Vodafone: Smaller, Better and More Valuable
Just got an interesting review from Bernstein Research of the last quarter results of Vodafone. It seems that the Company has gone from having the worst price perception, no devices, internally focused country managers and cost rather than network focused consumers to best in class price perception, competitive devices, country managers now compensated on a more commercial, externally focused basis, and consumers increasingly focused on network quality where Vodafone can excel.
With a wave of data usage supporting revenue growth and not yet pressing up capex, Vodafone’s core operations should have a good 2-3 years. Top line revival should go a long way to undo many of the bearish arguments for which constant top line decline is the core symptom of a terminal diagnosis.
Please find the main highlights ater the jump.
- In the next 2-3 years operational, and in particular European operational momentum, is on Vodafone’s side. The Company has gone from having the worst price perception, no devices, internally focused country managers and cost rather than network focused consumers to best in class price perception, competitive devices, country managers now compensated on a more commercial, externally focused basis, and consumers increasingly focused on network where Vodafone can excel. With a wave of data usage supporting revenue growth, favoring full service operators and not yet forcing capex up, Vodafone’s core operations should have a good 2-3 years. Top line revival should undo the bearish argument for which constant top line decline is the core symptom of a terminal diagnosis.
- We believe that several of our concerns regarding execution (laid out in our open letter in November last year) are now being addressed, and hope to see evidence of that this year. A number of senior managers have left the business, and there has probably been more turnover than we have given the Company credit for in the past. Management recently told us that compensation of country managers has changed to be more outward and commercial looking than inward looking. We remain optimistic that there will be more important changes in 2010.
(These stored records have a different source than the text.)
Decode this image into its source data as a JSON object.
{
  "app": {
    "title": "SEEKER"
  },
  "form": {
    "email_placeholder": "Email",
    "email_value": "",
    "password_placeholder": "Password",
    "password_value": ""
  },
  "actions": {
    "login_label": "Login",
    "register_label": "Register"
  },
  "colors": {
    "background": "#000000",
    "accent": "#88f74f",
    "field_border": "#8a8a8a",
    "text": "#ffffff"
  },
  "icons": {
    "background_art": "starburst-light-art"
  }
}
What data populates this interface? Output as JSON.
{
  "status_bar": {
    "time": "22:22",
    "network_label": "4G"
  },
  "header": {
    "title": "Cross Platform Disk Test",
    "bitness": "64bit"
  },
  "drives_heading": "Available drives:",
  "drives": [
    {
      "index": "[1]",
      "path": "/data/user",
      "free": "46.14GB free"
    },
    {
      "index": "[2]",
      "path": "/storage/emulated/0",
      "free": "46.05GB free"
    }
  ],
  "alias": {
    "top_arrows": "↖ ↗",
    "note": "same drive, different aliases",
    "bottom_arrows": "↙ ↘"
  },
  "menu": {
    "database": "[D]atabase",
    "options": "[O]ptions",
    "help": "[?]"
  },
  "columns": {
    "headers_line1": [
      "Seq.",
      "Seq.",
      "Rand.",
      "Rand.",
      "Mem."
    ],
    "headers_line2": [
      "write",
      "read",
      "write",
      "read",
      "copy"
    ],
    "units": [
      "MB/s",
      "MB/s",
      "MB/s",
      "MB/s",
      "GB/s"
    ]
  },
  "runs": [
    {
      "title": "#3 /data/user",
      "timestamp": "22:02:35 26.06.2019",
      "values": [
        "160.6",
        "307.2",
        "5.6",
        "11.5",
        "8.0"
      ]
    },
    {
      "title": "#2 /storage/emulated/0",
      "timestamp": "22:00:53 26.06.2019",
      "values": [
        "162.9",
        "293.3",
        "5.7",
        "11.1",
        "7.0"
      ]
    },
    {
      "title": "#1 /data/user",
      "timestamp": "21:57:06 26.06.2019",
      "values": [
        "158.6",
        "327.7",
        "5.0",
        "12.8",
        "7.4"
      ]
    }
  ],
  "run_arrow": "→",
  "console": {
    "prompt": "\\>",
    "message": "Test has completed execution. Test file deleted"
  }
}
- To move the share price beyond GBp150 Vodafone needs to lay out a clearer portfolio strategy and slim down. We think there are four categories of assets within Vodafone’s portfolio: core Europe (where they can be #1 or #2), peripheral Europe (where they will likely be consigned to a role as a weak 3rd or 4th), emerging markets and miscellany. Vodafone should change capital allocation to the different categories of assets, focusing on the core; squeezing and/or disposing of the periphery; selectively investing in emerging markets, and monetizing the miscellany. All this will improve their leverage in negotiations with VZ.
- Slimming the portfolio would increase shareholder remuneration and take the focus off the minority assets – the timeline of which is largely out of Vodafone’s control. Better portfolio management should convince shareholders to wait for that value realization by proving that they are willing and interested in being smaller, better and more valuable to its owners. We think that management is more focused on satisfying shareholders and restoring investor confidence. Sale of non- core assets excluding SFR and VZW would result in flat FCF per share after share buybacks, and an increase in the dividend of ~20% in FY2011 and ~40% in FY2012 on top of the 10% YoY growth we are forecasting. It could well also lead to a re-rating and should allow for more focused management of the core assets.
BR guys think that Vodafone should be buoyed throughout 2010 by consolidating mobile markets, fading price headwinds and improving volume trends driven by some enterprise volume recovery and the end of iPhone exclusivity. In addition to this they will likely also see continued cost cutting, and stable capex while other companies scramble to catch up on their under-spend during the lean years. In spite of a recent recovery we think that the stock is still trading at an unreasonable discount to peers in Europe and the US.
On top, theye are increasingly confident that some change to the current unsatisfactory relationship with Verizon could be in the offing in the next 1-2 years and that this is not yet priced into the stock. We rate VOD Outperform with a target price of 180 GBp.
Net, net, good investment proposition. Enjoy the reading. Best, CVA. Flying to Madrid from Santo Domingo.
Disclaimer: the author has no position on any of the referred companies.